What happens next? Read and find out how this great story ends. I loved it.
I can’t believe I haven’t read Bone until now. This is an embarrassing thing to admit as a children’s librarian, because Bone may be the most popular set of books in my library. I usually invest my time reading books that I feel won’t circulate unless I “sell” them to my students. This series definitely does NOT need selling. It is a perennial favorite in my library with students from 2nd to 6th grade.
Phoney Bone is the richest Bone in Boneville. Unfortunately, he’s also a swindler who has cheated the townspeople left, right and backwards. When he is run out of town, his two cousins, Fone Bone and Smiley Bone, help save him. Fone Bone is kind, polite and resourceful. Smiley Bone is funny and not the brightest Bone in the bunch. Escaping with only one backpack full of prized possessions but no food or water, the three cousins wander in the desert. Attacked by locusts, they run, only to be split up from one another.
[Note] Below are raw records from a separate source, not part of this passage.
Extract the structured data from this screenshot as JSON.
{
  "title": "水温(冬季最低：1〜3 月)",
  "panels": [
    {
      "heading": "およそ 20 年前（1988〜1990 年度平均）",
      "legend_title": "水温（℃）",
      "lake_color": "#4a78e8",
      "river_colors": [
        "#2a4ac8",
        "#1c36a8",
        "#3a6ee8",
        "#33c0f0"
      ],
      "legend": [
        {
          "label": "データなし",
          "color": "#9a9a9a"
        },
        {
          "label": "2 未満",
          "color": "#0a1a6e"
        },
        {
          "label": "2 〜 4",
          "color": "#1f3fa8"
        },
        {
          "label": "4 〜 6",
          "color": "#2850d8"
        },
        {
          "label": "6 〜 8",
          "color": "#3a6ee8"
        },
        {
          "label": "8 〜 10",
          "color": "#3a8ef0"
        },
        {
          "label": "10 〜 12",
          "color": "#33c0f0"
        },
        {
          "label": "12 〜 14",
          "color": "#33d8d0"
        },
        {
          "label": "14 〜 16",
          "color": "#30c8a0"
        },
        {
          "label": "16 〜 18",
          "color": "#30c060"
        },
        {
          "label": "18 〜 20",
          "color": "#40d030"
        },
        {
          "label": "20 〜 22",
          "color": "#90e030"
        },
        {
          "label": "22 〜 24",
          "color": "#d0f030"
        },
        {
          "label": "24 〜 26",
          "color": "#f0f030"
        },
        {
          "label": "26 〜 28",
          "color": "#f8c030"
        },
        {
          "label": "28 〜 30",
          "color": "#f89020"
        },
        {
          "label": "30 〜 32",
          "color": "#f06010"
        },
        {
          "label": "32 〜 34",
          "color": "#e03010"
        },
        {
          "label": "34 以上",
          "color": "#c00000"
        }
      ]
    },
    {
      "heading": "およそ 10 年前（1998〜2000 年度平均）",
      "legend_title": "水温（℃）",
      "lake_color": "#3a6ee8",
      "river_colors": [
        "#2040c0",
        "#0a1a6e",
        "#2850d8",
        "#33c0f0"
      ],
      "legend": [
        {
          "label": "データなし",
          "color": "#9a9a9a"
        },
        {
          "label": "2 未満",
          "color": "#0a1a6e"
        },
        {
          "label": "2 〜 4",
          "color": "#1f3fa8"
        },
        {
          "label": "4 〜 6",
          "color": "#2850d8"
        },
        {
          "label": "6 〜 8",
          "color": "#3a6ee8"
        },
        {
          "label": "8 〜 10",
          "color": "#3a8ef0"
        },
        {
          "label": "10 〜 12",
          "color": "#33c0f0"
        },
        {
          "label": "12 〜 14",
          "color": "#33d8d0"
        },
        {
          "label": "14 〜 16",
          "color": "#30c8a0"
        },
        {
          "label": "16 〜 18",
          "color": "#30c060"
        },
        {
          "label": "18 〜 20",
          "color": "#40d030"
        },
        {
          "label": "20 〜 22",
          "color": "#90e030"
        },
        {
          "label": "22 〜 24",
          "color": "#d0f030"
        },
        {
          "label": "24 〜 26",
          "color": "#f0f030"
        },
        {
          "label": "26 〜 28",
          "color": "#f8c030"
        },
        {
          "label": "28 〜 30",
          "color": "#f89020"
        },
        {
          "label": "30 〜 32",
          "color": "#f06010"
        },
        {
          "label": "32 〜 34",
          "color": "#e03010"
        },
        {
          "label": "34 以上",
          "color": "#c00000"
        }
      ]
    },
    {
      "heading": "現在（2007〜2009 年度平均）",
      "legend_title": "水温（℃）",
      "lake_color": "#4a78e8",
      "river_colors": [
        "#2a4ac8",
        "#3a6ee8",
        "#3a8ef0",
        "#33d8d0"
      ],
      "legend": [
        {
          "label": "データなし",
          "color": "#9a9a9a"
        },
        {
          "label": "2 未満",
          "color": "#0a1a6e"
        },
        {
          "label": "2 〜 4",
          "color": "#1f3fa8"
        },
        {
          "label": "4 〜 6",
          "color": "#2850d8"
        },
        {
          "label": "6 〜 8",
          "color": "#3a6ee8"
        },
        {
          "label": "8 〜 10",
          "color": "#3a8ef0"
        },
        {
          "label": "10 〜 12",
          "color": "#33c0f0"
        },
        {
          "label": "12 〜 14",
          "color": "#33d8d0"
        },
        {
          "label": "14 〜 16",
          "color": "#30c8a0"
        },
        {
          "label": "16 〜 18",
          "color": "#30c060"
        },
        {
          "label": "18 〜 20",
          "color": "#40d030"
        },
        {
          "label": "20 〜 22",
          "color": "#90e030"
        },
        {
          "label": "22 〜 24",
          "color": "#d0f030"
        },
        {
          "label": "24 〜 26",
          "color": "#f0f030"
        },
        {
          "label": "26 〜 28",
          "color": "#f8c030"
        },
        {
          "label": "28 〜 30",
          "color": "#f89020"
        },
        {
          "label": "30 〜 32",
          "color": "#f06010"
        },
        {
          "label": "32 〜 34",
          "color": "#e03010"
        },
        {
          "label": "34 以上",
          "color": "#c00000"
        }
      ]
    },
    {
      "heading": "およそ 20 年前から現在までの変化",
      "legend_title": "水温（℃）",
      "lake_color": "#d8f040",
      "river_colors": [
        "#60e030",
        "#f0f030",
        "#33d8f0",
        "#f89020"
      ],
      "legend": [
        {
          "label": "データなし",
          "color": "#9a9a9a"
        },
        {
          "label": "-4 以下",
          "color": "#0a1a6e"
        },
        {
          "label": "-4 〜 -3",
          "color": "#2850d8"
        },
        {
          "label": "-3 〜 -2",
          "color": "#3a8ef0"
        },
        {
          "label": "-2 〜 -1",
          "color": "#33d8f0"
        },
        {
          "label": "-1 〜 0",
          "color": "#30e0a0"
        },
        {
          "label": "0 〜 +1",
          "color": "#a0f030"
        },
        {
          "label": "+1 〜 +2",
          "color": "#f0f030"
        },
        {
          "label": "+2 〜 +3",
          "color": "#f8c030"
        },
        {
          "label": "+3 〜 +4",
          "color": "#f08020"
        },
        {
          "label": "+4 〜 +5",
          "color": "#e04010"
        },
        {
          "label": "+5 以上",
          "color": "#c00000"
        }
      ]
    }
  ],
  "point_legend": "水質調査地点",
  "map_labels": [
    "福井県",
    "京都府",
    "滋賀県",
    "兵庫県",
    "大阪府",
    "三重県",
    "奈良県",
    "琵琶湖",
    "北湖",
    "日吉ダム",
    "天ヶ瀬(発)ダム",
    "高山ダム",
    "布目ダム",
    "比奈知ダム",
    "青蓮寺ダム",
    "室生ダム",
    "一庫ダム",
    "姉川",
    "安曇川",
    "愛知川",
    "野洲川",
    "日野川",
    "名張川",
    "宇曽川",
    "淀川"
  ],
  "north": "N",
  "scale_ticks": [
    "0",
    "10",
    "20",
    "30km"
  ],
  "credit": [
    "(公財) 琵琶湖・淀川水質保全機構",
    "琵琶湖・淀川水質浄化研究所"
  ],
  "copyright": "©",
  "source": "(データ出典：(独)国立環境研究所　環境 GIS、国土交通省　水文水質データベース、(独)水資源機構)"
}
Fone ends up crossing a mountain pass and finds himself in a valley, containing terrible rat creatures, a friendly red dragon, a possum family and a nice girl named Thorn and her grandma who take him in. Fone finally finds Phoney Bone, who is a disaster when it comes to manners. Fone Bone and Phoney Bone set out together to find the still missing Smiley Bone.
I love the wit and the dialog in this very funny book. The characters, particularly the “not terribly smart” rat monsters and the wry red dragon with “Seuss-like” fluffy ears are absolutely great. I can definitely see why these books are so popular and why any elementary school library needs a set of these books. I think any child, second grade and up would enjoy the series, but that the students will understand more of the author’s wit if they are in fourth grade or older.
There are eleven books in the original Bone series, counting the prequel, Rose, and Tall tales. The author also wrote another series called Quest for Spark. Don’t miss them!